Loc: falls church, va
traveling from northern va to souwthwestern va for a weekend camping/hiking trip near mount rogers/grayson highlands area of the appalachian trail. i've never been camping and have really only done a small hike here and there. i'm borrowing a tent my bro in law says is pretty easy to set up and will have a sleeping bag. going to camp at a site so there's a bathroom and stuff. just planning on wearing regular running shoes and won't hike more than 5 miles or so in a day. i'll only be there friday night/saturday/saturday night/sunday, so not going all out with food (just plannign to bring pb sandwiches and some fruit - no stove or anything). Will stop into a visitor center for maps, bring a flashlight, and an extra power block to charge my phone. Will bring sunscreen and possibly bug spray, basic toiletries, toilet paper, and towel. mostly just want to try it out and get the "i did it" feeling to see if and how i want to do it again, but would be open to tips or things i'm not thinking of. i know it's supposedly "bear country" but given how well populated it is i figure i'll be fine as long as i put my food up and away.
Just to be clear: you're not backpacking, right? If I'm reading you correctly, you'll be staying at the public campground at the trailhead, not hiking in to spend the weekend camped at a shelter on the AT.
If so, your plan doesn't sound unreasonable. Will you be by yourself, or camping with someone? There's no real problem camping alone, it's just that learn a lot from someone more experienced.
As far as your tent: have you set that up yet at home? You don't want to get there and find out half the poles are missing, or that there aren't any tent stakes, or it's all moldy inside.
What temperature is the sleeping bag rated for? You'll want one that will handle the temperatures that are forecast. (Hint: the temperature in the Highlands is reliable 10 degrees colder than the reported temps in Damascus. Take that into account, too.) Also, are you using a sleeping pad underneath that sleeping bag? You'll be much more comfortable, and warmer, if you do.
Regarding food: are you comfortable eating the diet you suggest for a weekend at home? If you get out there and find out you're wanting hot food, or a little variety, Damascus isn't that far away, and there are a couple of really good places to eat. (And, if you have cell service, maybe a pizza place will deliver to the state campground - I know there's one place that will deliver to a location on the AT where it crosses a road; I just can't remember the details.)
The hiking in the Highlands is fairly easy (that's a relative term, though - I still found myself very tired after a 10 mile day there!) What I mean is that the trail is well-built, well-maintained, and the rate of elevation change isn't horrible. It's a really pretty place to hike, with a nice mix of woods and open space. You get some really nice views from the ridge tops. And the wild ponies are a really great touch. (Please don't feed them; they are wild.

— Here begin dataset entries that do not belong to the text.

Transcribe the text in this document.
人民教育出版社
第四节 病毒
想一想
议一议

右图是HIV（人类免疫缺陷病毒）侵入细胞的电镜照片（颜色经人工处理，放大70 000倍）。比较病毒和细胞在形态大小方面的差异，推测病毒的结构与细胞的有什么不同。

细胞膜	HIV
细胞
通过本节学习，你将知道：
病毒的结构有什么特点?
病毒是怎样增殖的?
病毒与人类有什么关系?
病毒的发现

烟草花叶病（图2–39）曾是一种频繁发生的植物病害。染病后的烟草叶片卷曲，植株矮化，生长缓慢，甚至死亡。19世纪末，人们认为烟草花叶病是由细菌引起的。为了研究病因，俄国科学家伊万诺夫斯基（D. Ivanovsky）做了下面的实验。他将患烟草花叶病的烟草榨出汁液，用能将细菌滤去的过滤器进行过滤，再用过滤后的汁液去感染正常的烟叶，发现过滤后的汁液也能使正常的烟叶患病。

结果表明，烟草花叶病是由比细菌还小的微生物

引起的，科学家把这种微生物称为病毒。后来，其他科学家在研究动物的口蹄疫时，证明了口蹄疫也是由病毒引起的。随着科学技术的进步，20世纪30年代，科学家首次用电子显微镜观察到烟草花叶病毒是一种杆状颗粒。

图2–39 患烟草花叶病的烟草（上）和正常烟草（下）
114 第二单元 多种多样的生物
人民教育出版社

However, they are not dangerous. They are aggressive; they've habituated enough that they think of people as being willing to feed them, and they're not bashful about "asking.") I've awakened in the backcountry to see a pony looking into my tent from about four feet away - incredible!
Be sure to carry the "ten essentials" on your day hikes. If possible, let someone know your planned hike (best: someone at home who will notify authorities if you don't call them by a definite time. Another possibility: leave a note in your tent or on your car dashboard.)
I've never had problems with bears there, at least not in the backcountry; we did hang our food and smellables without fail, kept a clean campsite, and cooked downwind of our sleeping areas. One problem you may have in a public campground is not how you act, but how others around you - and before you - act. If they've not followed good practices, or have fed the bears to get that internet-worthy video, your careful practices won't matter: the bears will already equate people with food. You might want to ask the local ranger or park attendant whether there are currently problems, and what they recommend for food storage (bears can sometimes break into cars, so they may have bear containers.)
Are you planning to summit Mt. Rogers? If so, you might want to check out my friend's You Tube channel, "Watch Mike Hike." He has a short video about submitting Mt. Rogers - a definite must-see before you go.
The Highlands are indeed beautiful, and a great place to hike. I've been there three times, spending several days each time, and am hoping to get back again one of these days. (I'm from Ohio.)